Esto se refleja en sus sencillas construcciones pero muy armoniosas se puede respirar ese ambiente amistoso, cálido, sereno de sus habitantes que conservan esa tradición de estar en paz con la naturaleza.
El recorrer sus calles adoquinadas y disfrutar de las numerosas tiendas donde se puede conseguir artículos muy especiales ya que muchos artistas de la plástica exponen ahí sus obras y usted puede admirar como las van realizando, y también son unos verdaderos creadores para crear obras de arte de uno ornamental.
Las Cavas Freixenet se han convertido en otro lugar para visitar y se hacen recorridos programados para el amante del buen vino o si únicamente lo desea para conocer este lugar en donde puede degustar de algún vino si así lo desea.

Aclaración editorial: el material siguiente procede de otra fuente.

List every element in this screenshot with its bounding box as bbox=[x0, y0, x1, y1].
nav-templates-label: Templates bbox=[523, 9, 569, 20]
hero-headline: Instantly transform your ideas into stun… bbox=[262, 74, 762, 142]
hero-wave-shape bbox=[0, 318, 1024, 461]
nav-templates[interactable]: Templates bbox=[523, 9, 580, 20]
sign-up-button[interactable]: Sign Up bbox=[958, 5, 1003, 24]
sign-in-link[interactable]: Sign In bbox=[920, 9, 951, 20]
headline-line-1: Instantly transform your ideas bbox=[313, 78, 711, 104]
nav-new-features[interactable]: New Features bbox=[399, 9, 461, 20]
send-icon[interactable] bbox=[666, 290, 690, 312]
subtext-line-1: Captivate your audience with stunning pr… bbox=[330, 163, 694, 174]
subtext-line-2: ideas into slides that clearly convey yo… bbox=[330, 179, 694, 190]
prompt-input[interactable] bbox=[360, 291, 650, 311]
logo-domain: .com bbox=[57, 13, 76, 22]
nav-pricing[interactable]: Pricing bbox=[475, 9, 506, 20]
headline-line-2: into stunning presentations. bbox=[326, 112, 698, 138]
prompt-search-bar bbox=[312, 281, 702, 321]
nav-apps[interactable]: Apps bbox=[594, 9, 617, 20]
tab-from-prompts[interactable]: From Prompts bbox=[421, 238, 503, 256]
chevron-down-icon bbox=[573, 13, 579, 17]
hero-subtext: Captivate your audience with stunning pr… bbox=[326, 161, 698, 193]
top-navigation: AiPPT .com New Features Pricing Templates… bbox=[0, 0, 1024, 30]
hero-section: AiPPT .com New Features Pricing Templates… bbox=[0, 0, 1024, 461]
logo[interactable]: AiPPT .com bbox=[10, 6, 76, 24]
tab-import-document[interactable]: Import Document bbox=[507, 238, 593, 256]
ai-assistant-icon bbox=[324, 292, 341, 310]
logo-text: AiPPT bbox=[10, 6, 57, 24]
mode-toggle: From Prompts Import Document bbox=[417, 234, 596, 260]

La Carbonera (mina de ópalo – piedra preciosa) piedra muy valorada por los artesanos queretanos para realizar piezas como collares, anillos, aretes. También se pueden visitar los templos de Santa María de la Asunción y Santa María de Magdalena Vieja.
Si le gustan los deportes de aventura no olvide volar en globo aerostático, será sin duda una divertida experiencia, una buena forma de disfrutar las noches es asistiendo a los recorridos nocturnos donde usted puede disfrutar de las leyendas de este mágico lugar.